B. Inmate's Testimony about Separate Assault
The defendant also challenges the trial court's ruling admitting evidence of the pretrial assault on an inmate witness by another inmate with a BOWW tattoo. The defendant argues that the trial court should have excluded the inmate's testimony relating to the pretrial assault pursuant to New Hampshire Rule of Evidence 403. He appears to acknowledge that the testimony was relevant to the credibility of the inmate. He argues, however, that the evidence's probative value was substantially outweighed by the danger of unfair prejudice. He claims that he was unfairly prejudiced because the inmate's testimony "allowed for the possible inference by the jury that [he] was involved in the attack." We disagree.
Evidence of the pretrial assault was probative of the inmate's credibility because it evidenced his motive to deny the defendant's involvement in the acts underlying the second degree murder charge. Cf. State v. Russell, 159 N.H. 475, 485, 986 A.2d 515 (2009) (concluding subsequent bad act evidence of defendant's threats against witness was relevant to witness's motive to lie); see also Legere, 157 N.H. at 761, 958 A.2d 969 ("Evidence that a witness is afraid to testify or fears retaliation for testifying is relevant to the credibility of that witness." (quotation and ellipsis omitted)).
As to the matter of prejudice, we disagree that the inmate's testimony supported an inference that the defendant continued his affiliation with BOWW or that he was complicit in the assault on that inmate. The inmate did not testify that the defendant was still a member of BOWW or that he was involved in the attack. Rather, at the defendant's request, the State elicited testimony that the attack occurred just before a hearing that did not involve the defendant. Additionally, the defendant later offered testimony that he had severed his connection with BOWW in the year leading up to his trial.

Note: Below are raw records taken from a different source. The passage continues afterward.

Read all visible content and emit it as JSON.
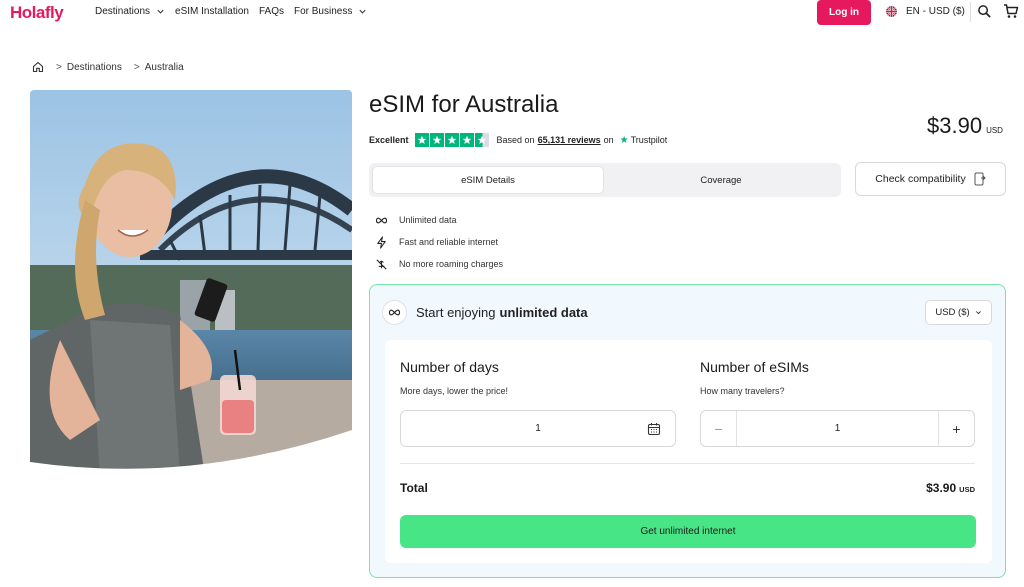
{
  "header": {
    "logo": "Holafly",
    "nav": [
      {
        "label": "Destinations",
        "has_dropdown": true
      },
      {
        "label": "eSIM Installation",
        "has_dropdown": false
      },
      {
        "label": "FAQs",
        "has_dropdown": false
      },
      {
        "label": "For Business",
        "has_dropdown": true
      }
    ],
    "login_label": "Log in",
    "language": "EN - USD ($)",
    "icons": [
      "uk-flag-icon",
      "search-icon",
      "cart-icon"
    ]
  },
  "breadcrumb": {
    "items": [
      "Destinations",
      "Australia"
    ],
    "separator": ">"
  },
  "product": {
    "title": "eSIM for Australia",
    "rating_label": "Excellent",
    "stars": 4.5,
    "based_on": "Based on",
    "reviews": "65,131 reviews",
    "on": "on",
    "trustpilot": "Trustpilot",
    "price": "$3.90",
    "currency": "USD"
  },
  "tabs": [
    {
      "label": "eSIM Details",
      "active": true
    },
    {
      "label": "Coverage",
      "active": false
    }
  ],
  "compat_label": "Check compatibility",
  "features": [
    {
      "icon": "infinity-icon",
      "label": "Unlimited data"
    },
    {
      "icon": "lightning-icon",
      "label": "Fast and reliable internet"
    },
    {
      "icon": "no-roaming-icon",
      "label": "No more roaming charges"
    }
  ],
  "card": {
    "head_prefix": "Start enjoying",
    "head_bold": "unlimited data",
    "currency_select": "USD ($)",
    "days": {
      "label": "Number of days",
      "sub": "More days, lower the price!",
      "value": "1"
    },
    "sims": {
      "label": "Number of eSIMs",
      "sub": "How many travelers?",
      "value": "1"
    },
    "total_label": "Total",
    "total_value": "$3.90",
    "total_currency": "USD",
    "cta": "Get unlimited internet"
  },
  "colors": {
    "brand": "#e6195e",
    "cta": "#48e586",
    "trustpilot": "#00b67a",
    "card_border": "#7be3a6",
    "card_bg": "#f1f8fe"
  }
}
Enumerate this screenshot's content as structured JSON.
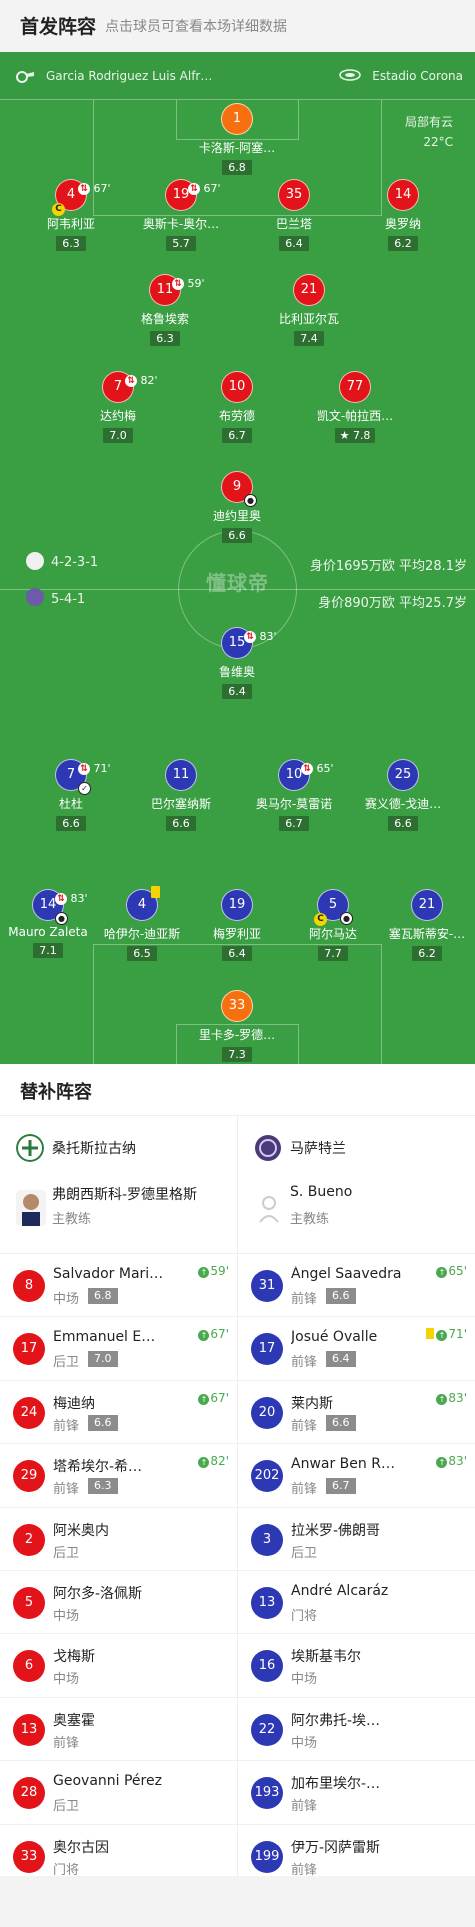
{
  "header": {
    "title": "首发阵容",
    "subtitle": "点击球员可查看本场详细数据"
  },
  "field": {
    "referee": "Garcia Rodriguez Luis Alfr…",
    "venue": "Estadio Corona",
    "weather": "局部有云",
    "temperature": "22°C",
    "watermark": "懂球帝",
    "home_formation": "4-2-3-1",
    "away_formation": "5-4-1",
    "home_stats": "身价1695万欧  平均28.1岁",
    "away_stats": "身价890万欧   平均25.7岁"
  },
  "home_players": [
    {
      "num": "1",
      "name": "卡洛斯-阿塞…",
      "rating": "6.8"
    },
    {
      "num": "4",
      "name": "阿韦利亚",
      "rating": "6.3",
      "sub": "67'"
    },
    {
      "num": "19",
      "name": "奥斯卡-奥尔…",
      "rating": "5.7",
      "sub": "67'"
    },
    {
      "num": "35",
      "name": "巴兰塔",
      "rating": "6.4"
    },
    {
      "num": "14",
      "name": "奥罗纳",
      "rating": "6.2"
    },
    {
      "num": "11",
      "name": "格鲁埃索",
      "rating": "6.3",
      "sub": "59'"
    },
    {
      "num": "21",
      "name": "比利亚尔瓦",
      "rating": "7.4"
    },
    {
      "num": "7",
      "name": "达约梅",
      "rating": "7.0",
      "sub": "82'"
    },
    {
      "num": "10",
      "name": "布劳德",
      "rating": "6.7"
    },
    {
      "num": "77",
      "name": "凯文-帕拉西…",
      "rating": "7.8"
    },
    {
      "num": "9",
      "name": "迪约里奥",
      "rating": "6.6"
    }
  ],
  "away_players": [
    {
      "num": "15",
      "name": "鲁维奥",
      "rating": "6.4",
      "sub": "83'"
    },
    {
      "num": "7",
      "name": "杜杜",
      "rating": "6.6",
      "sub": "71'"
    },
    {
      "num": "11",
      "name": "巴尔塞纳斯",
      "rating": "6.6"
    },
    {
      "num": "10",
      "name": "奥马尔-莫雷诺",
      "rating": "6.7",
      "sub": "65'"
    },
    {
      "num": "25",
      "name": "赛义德-戈迪…",
      "rating": "6.6"
    },
    {
      "num": "14",
      "name": "Mauro Zaleta",
      "rating": "7.1",
      "sub": "83'"
    },
    {
      "num": "4",
      "name": "哈伊尔-迪亚斯",
      "rating": "6.5"
    },
    {
      "num": "19",
      "name": "梅罗利亚",
      "rating": "6.4"
    },
    {
      "num": "5",
      "name": "阿尔马达",
      "rating": "7.7"
    },
    {
      "num": "21",
      "name": "塞瓦斯蒂安-…",
      "rating": "6.2"
    },
    {
      "num": "33",
      "name": "里卡多-罗德…",
      "rating": "7.3"
    }
  ],
  "subs_section": {
    "title": "替补阵容",
    "home_team": "桑托斯拉古纳",
    "away_team": "马萨特兰",
    "home_coach": {
      "name": "弗朗西斯科-罗德里格斯",
      "role": "主教练"
    },
    "away_coach": {
      "name": "S. Bueno",
      "role": "主教练"
    },
    "home_subs": [
      {
        "num": "8",
        "name": "Salvador Mari…",
        "pos": "中场",
        "rating": "6.8",
        "minute": "59'"
      },
      {
        "num": "17",
        "name": "Emmanuel E…",
        "pos": "后卫",
        "rating": "7.0",
        "minute": "67'"
      },
      {
        "num": "24",
        "name": "梅迪纳",
        "pos": "前锋",
        "rating": "6.6",
        "minute": "67'"
      },
      {
        "num": "29",
        "name": "塔希埃尔-希…",
        "pos": "前锋",
        "rating": "6.3",
        "minute": "82'"
      },
      {
        "num": "2",
        "name": "阿米奥内",
        "pos": "后卫"
      },
      {
        "num": "5",
        "name": "阿尔多-洛佩斯",
        "pos": "中场"
      },
      {
        "num": "6",
        "name": "戈梅斯",
        "pos": "中场"
      },
      {
        "num": "13",
        "name": "奥塞霍",
        "pos": "前锋"
      },
      {
        "num": "28",
        "name": "Geovanni Pérez",
        "pos": "后卫"
      },
      {
        "num": "33",
        "name": "奥尔古因",
        "pos": "门将"
      }
    ],
    "away_subs": [
      {
        "num": "31",
        "name": "Ángel Saavedra",
        "pos": "前锋",
        "rating": "6.6",
        "minute": "65'"
      },
      {
        "num": "17",
        "name": "Josué Ovalle",
        "pos": "前锋",
        "rating": "6.4",
        "minute": "71'"
      },
      {
        "num": "20",
        "name": "莱内斯",
        "pos": "前锋",
        "rating": "6.6",
        "minute": "83'"
      },
      {
        "num": "202",
        "name": "Anwar Ben R…",
        "pos": "前锋",
        "rating": "6.7",
        "minute": "83'"
      },
      {
        "num": "3",
        "name": "拉米罗-佛朗哥",
        "pos": "后卫"
      },
      {
        "num": "13",
        "name": "André Alcaráz",
        "pos": "门将"
      },
      {
        "num": "16",
        "name": "埃斯基韦尔",
        "pos": "中场"
      },
      {
        "num": "22",
        "name": "阿尔弗托-埃…",
        "pos": "中场"
      },
      {
        "num": "193",
        "name": "加布里埃尔-…",
        "pos": "前锋"
      },
      {
        "num": "199",
        "name": "伊万-冈萨雷斯",
        "pos": "前锋"
      }
    ]
  }
}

Given these circumstances, we conclude that the record supports the trial court's determination that the probative value of the evidence was not substantially outweighed by the danger of unfair prejudice. We hold that the trial court did not unsustainably exercise its discretion when it admitted the inmate's testimony about the pretrial assault.
DALIANIS, C.J., and CONBOY, LYNN, and BASSETT, JJ., concurred.